Photo: D Nicholls-Lee
Photo: D Nicholls-Lee

Easing the lockdown measures and carelessness are increasing the rate of infection and may result in a second Covid-19 wave, public health institute RIVM expert Jacco Walllinga warned in Trouw.

The R number, which refers to the number of people that one infected person will pass the virus on to on average, is slowly rising above the critical value of 1. This means the infection rate will accelerate again, Wallinga, who models the spread of the virus for the agency, told the paper.

‘People are not keeping ot the basic rules as much now that the country is coming out of lockdown,’ he said.

In the first couple of months of the pandemic the reproduction value in the Netherlands was around 2 and infections doubled every four days. Halfway through March, when the lockdown measures had been put into place, the R value fell to below 1. One in ten thousand people are now infectious, a fraction of the number at the peak of the outbreak, the paper said.

The RIVM had foreseen that the number of infections would rise after lockdown measures had been eased, Wallinga said. ‘I hope that the tracking and tracing programmes carried out by the local health boards will get the number below 1 again. If not, we will see more infections and more hospital admissions this summer.’

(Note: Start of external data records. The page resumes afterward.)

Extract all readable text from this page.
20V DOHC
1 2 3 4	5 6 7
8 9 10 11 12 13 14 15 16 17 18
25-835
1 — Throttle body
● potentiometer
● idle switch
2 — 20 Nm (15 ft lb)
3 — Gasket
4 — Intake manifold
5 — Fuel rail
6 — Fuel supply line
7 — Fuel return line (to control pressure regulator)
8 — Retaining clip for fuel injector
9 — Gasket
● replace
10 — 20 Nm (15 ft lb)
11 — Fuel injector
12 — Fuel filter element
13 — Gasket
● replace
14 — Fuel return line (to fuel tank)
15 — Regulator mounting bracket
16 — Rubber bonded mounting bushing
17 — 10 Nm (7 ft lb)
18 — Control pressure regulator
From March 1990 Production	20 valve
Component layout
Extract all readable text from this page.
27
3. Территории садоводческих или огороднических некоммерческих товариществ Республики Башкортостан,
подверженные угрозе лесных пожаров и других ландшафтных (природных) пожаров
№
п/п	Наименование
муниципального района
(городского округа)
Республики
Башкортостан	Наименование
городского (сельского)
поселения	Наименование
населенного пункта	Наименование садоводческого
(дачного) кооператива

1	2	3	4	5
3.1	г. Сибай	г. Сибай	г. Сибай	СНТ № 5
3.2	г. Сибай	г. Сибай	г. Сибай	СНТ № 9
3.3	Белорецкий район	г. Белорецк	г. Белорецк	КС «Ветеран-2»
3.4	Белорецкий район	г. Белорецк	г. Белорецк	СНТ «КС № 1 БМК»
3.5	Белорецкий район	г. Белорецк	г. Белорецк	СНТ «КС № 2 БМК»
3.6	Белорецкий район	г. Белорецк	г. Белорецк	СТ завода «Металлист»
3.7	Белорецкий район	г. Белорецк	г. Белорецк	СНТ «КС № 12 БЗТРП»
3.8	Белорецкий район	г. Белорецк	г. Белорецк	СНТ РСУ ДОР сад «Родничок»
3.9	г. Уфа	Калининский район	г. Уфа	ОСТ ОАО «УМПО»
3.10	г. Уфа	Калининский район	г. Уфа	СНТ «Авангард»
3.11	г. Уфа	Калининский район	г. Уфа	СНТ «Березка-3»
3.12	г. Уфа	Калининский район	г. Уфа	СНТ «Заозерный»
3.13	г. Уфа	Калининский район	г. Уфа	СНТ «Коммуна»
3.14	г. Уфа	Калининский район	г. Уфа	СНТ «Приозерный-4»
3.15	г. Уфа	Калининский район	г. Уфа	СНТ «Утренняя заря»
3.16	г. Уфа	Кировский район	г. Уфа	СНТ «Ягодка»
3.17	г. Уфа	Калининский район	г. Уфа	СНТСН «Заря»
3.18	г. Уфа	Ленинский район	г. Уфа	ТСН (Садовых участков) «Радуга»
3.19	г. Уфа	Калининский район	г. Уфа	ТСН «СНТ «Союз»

The newly announced dashboard is one of the ways in which the RIVM will be alerted to an elevated R number. If more than 10 people a day are admitted to hospital on three consecutive days, or more than 40 are admitted in a day, red lights will flash.

‘It is up to the government to act on those signals,’ Wallinga said. ‘We can handle a slightly higher R number because we have fewer infections at the moment but we cannot afford to let it slide.’